The Parliamentary and Health Service Ombudsman (PHSO) and the Local Government and Social Care Ombudsman (LGSCO) have released new guidance to tackle common and repeated mistakes seen in the aftercare of patients receiving support under the Mental Health Act. PHSO and LGSCO work together on complaints that involve both health and social care bodies. The guidance brings together common themes seen in their joint investigation work. It includes practical recommendations for councils and Clinical Commissioning Groups (CCGs) to make improvements and avoid the mistakes of others. From July 2022 Integrated Care Boards will replace CCGs, for better joined up health care. This guidance will support practitioners in delivering a continuity of care during this transition.
Councils and CCGs have a joint responsibility to provide or arrange free aftercare for adults, young people, and children until they are satisfied the person no longer needs it. These responsibilities are set out in the Mental Health Act Code of Practice. They aim to reduce the risk of worsening the person's mental health condition and reduce the risk of needing further hospital admission.Through a series of case studies, the guidance draws attention to recurring mistakes seen in the joint investigation work of PHSO and LGSCO when there are misunderstandings between a council and CCG about their collective responsibilities; these include:
- care planning for patients
- funding for aftercare
- accommodation needs
- ending mental health aftercare
Rob Behrens, Parliamentary and Health Service Ombudsman, said:
"The cases outlined in the guidance demonstrate the traumatic and lasting impact mistakes can have on patients and their families when council and CCGs fail to manage mental health aftercare effectively."When a person receives treatment under the Mental Health Act, they are vulnerable.
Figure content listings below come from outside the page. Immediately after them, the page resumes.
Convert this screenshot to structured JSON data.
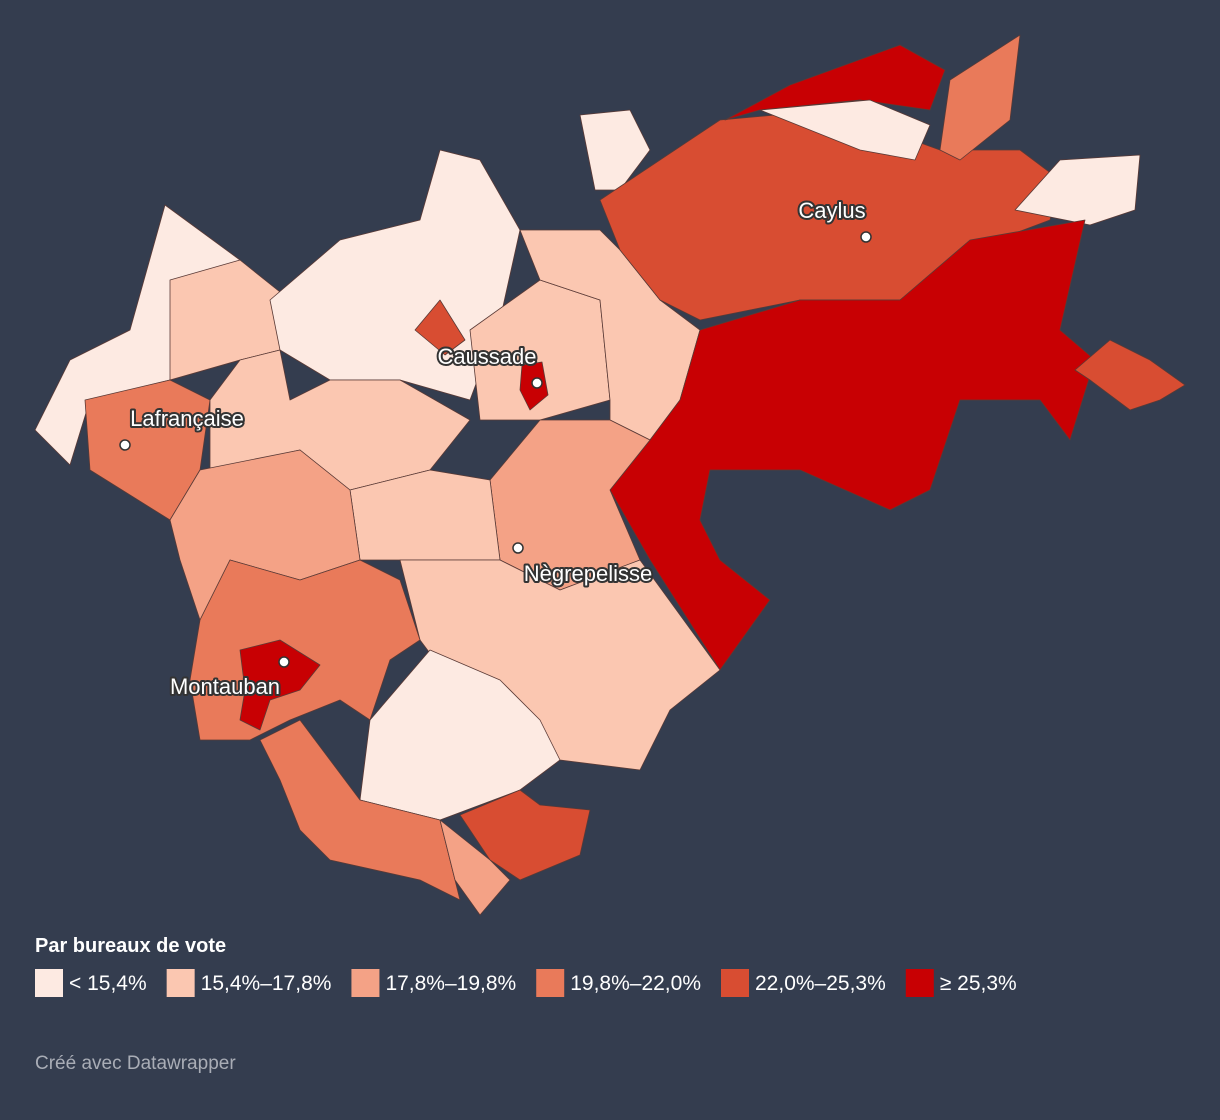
{
  "map": {
    "labels": [
      {
        "text": "Caylus"
      },
      {
        "text": "Caussade"
      },
      {
        "text": "Lafrançaise"
      },
      {
        "text": "Nègrepelisse"
      },
      {
        "text": "Montauban"
      }
    ],
    "legend": {
      "title": "Par bureaux de vote",
      "items": [
        {
          "label": "< 15,4%",
          "color": "#fdeae2"
        },
        {
          "label": "15,4%–17,8%",
          "color": "#fbc7b1"
        },
        {
          "label": "17,8%–19,8%",
          "color": "#f4a286"
        },
        {
          "label": "19,8%–22,0%",
          "color": "#e97a5a"
        },
        {
          "label": "22,0%–25,3%",
          "color": "#d84d32"
        },
        {
          "label": "≥ 25,3%",
          "color": "#c80003"
        }
      ]
    },
    "footer": "Créé avec Datawrapper"
  }
}
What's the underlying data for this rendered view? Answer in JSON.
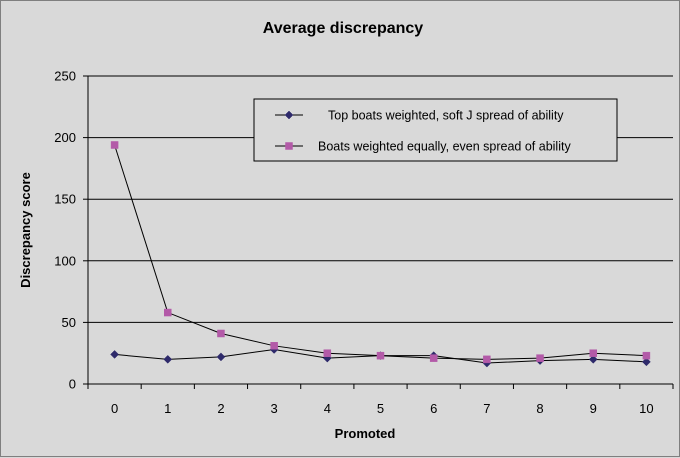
{
  "chart_data": {
    "type": "line",
    "title": "Average discrepancy",
    "xlabel": "Promoted",
    "ylabel": "Discrepancy score",
    "x": [
      0,
      1,
      2,
      3,
      4,
      5,
      6,
      7,
      8,
      9,
      10
    ],
    "ylim": [
      0,
      250
    ],
    "yticks": [
      0,
      50,
      100,
      150,
      200,
      250
    ],
    "grid": true,
    "legend_position": "top-right",
    "series": [
      {
        "name": "Top boats weighted, soft J spread of ability",
        "color": "#2e2a6b",
        "marker": "diamond",
        "values": [
          24,
          20,
          22,
          28,
          21,
          23,
          23,
          17,
          19,
          20,
          18
        ]
      },
      {
        "name": "Boats weighted equally, even spread of ability",
        "color": "#b35aa8",
        "marker": "square",
        "values": [
          194,
          58,
          41,
          31,
          25,
          23,
          21,
          20,
          21,
          25,
          23
        ]
      }
    ]
  }
}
Organisations responsible for their care must deliver the best service possible to maximise the patient's recovery."The work of the Joint Working Team is vital in ensuring that the organisations involved are held to account when mistakes are made across the health and social care sectors."
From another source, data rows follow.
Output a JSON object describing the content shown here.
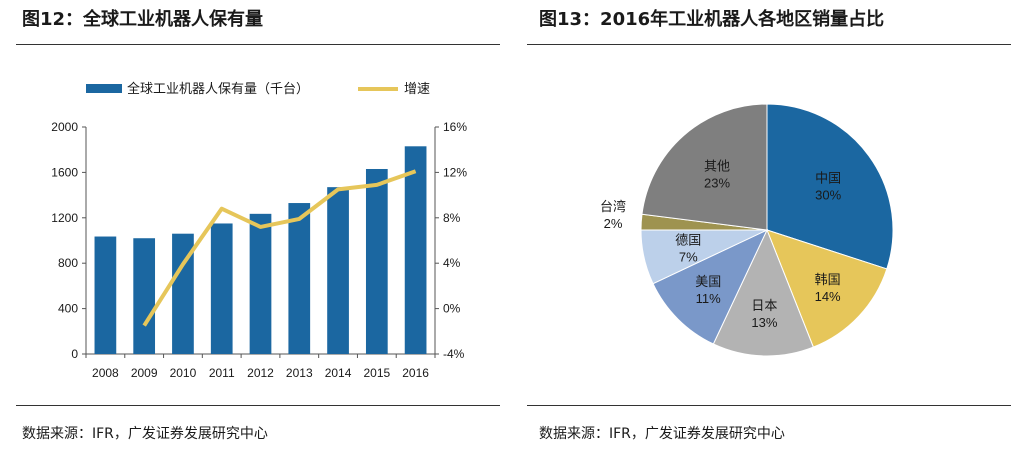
{
  "left": {
    "title": "图12：全球工业机器人保有量",
    "source": "数据来源：IFR，广发证券发展研究中心"
  },
  "right": {
    "title": "图13：2016年工业机器人各地区销量占比",
    "source": "数据来源：IFR，广发证券发展研究中心"
  },
  "colors": {
    "bar": "#1B67A1",
    "line": "#E6C65A",
    "pie_china": "#1B67A1",
    "pie_korea": "#E6C65A",
    "pie_japan": "#B3B3B3",
    "pie_usa": "#7A98C9",
    "pie_germany": "#BCD0EA",
    "pie_taiwan": "#9E9350",
    "pie_other": "#7F7F7F"
  },
  "chart_data": [
    {
      "type": "bar",
      "title": "",
      "categories": [
        "2008",
        "2009",
        "2010",
        "2011",
        "2012",
        "2013",
        "2014",
        "2015",
        "2016"
      ],
      "series": [
        {
          "name": "全球工业机器人保有量（千台）",
          "kind": "bar",
          "axis": "left",
          "values": [
            1035,
            1020,
            1060,
            1150,
            1235,
            1330,
            1470,
            1630,
            1830
          ]
        },
        {
          "name": "增速",
          "kind": "line",
          "axis": "right",
          "values": [
            null,
            -1.5,
            3.9,
            8.8,
            7.2,
            7.9,
            10.5,
            10.9,
            12.1
          ]
        }
      ],
      "ylim_left": [
        0,
        2000
      ],
      "yticks_left": [
        "0",
        "400",
        "800",
        "1200",
        "1600",
        "2000"
      ],
      "ylim_right": [
        -4,
        16
      ],
      "yticks_right": [
        "-4%",
        "0%",
        "4%",
        "8%",
        "12%",
        "16%"
      ],
      "legend_position": "top",
      "grid": false
    },
    {
      "type": "pie",
      "title": "",
      "slices": [
        {
          "label": "中国",
          "value": 30,
          "value_label": "30%"
        },
        {
          "label": "韩国",
          "value": 14,
          "value_label": "14%"
        },
        {
          "label": "日本",
          "value": 13,
          "value_label": "13%"
        },
        {
          "label": "美国",
          "value": 11,
          "value_label": "11%"
        },
        {
          "label": "德国",
          "value": 7,
          "value_label": "7%"
        },
        {
          "label": "台湾",
          "value": 2,
          "value_label": "2%"
        },
        {
          "label": "其他",
          "value": 23,
          "value_label": "23%"
        }
      ]
    }
  ]
}
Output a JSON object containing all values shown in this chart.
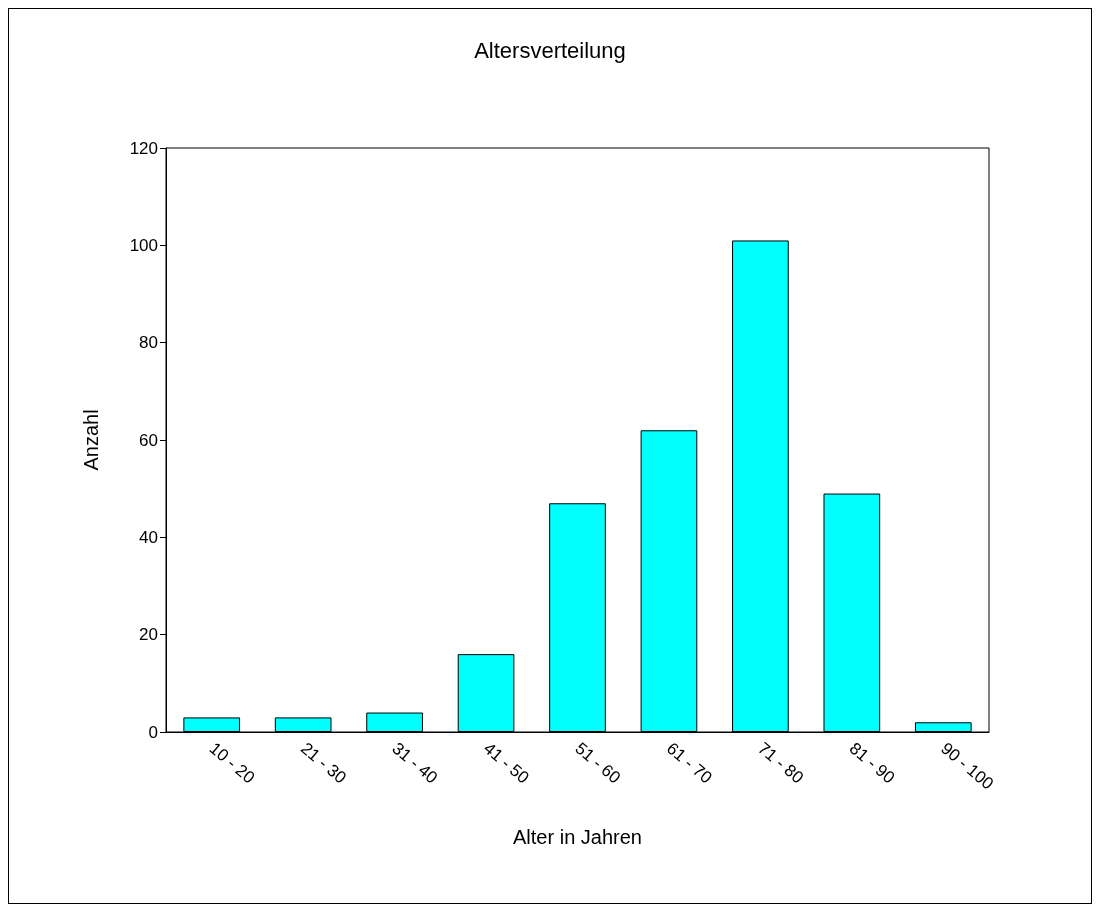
{
  "chart_data": {
    "type": "bar",
    "title": "Altersverteilung",
    "xlabel": "Alter in Jahren",
    "ylabel": "Anzahl",
    "categories": [
      "10 - 20",
      "21 - 30",
      "31 - 40",
      "41 - 50",
      "51 - 60",
      "61 - 70",
      "71 - 80",
      "81 - 90",
      "90 - 100"
    ],
    "values": [
      3,
      3,
      4,
      16,
      47,
      62,
      101,
      49,
      2
    ],
    "color": "#00ffff",
    "ylim": [
      0,
      120
    ],
    "yticks": [
      0,
      20,
      40,
      60,
      80,
      100,
      120
    ],
    "grid": false
  }
}
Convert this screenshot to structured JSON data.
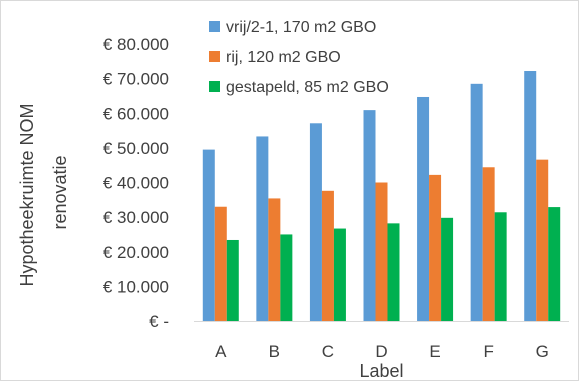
{
  "chart_data": {
    "type": "bar",
    "title": "",
    "xlabel": "Label",
    "ylabel": "Hypotheekruimte NOM renovatie",
    "ylabel_lines": [
      "Hypotheekruimte NOM",
      "renovatie"
    ],
    "ylim": [
      0,
      80000
    ],
    "yticks": [
      0,
      10000,
      20000,
      30000,
      40000,
      50000,
      60000,
      70000,
      80000
    ],
    "ytick_labels": [
      "€ -",
      "€ 10.000",
      "€ 20.000",
      "€ 30.000",
      "€ 40.000",
      "€ 50.000",
      "€ 60.000",
      "€ 70.000",
      "€ 80.000"
    ],
    "categories": [
      "A",
      "B",
      "C",
      "D",
      "E",
      "F",
      "G"
    ],
    "grid": false,
    "legend_position": "top-right",
    "series": [
      {
        "name": "vrij/2-1, 170 m2 GBO",
        "color": "#5b9bd5",
        "values": [
          49500,
          53300,
          57100,
          60900,
          64700,
          68500,
          72200
        ]
      },
      {
        "name": "rij, 120 m2 GBO",
        "color": "#ed7d31",
        "values": [
          33000,
          35400,
          37600,
          40000,
          42200,
          44400,
          46600
        ]
      },
      {
        "name": "gestapeld, 85 m2 GBO",
        "color": "#00b050",
        "values": [
          23400,
          25000,
          26700,
          28200,
          29800,
          31400,
          32900
        ]
      }
    ]
  }
}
Michael King, Local Government and Social Care Ombudsman, said:
"Where complex cases span multiple organisations and bodies, it is all the more important for those bodies to get things right. We've issued this guidance not only to share learning from the complaints we have received, but also to highlight to councils and CCGs our joint working team's role in investigating those cases."I hope practitioners in this area will take on board the learning it contains and apply it to their practice to ensure the people in their care are properly supported."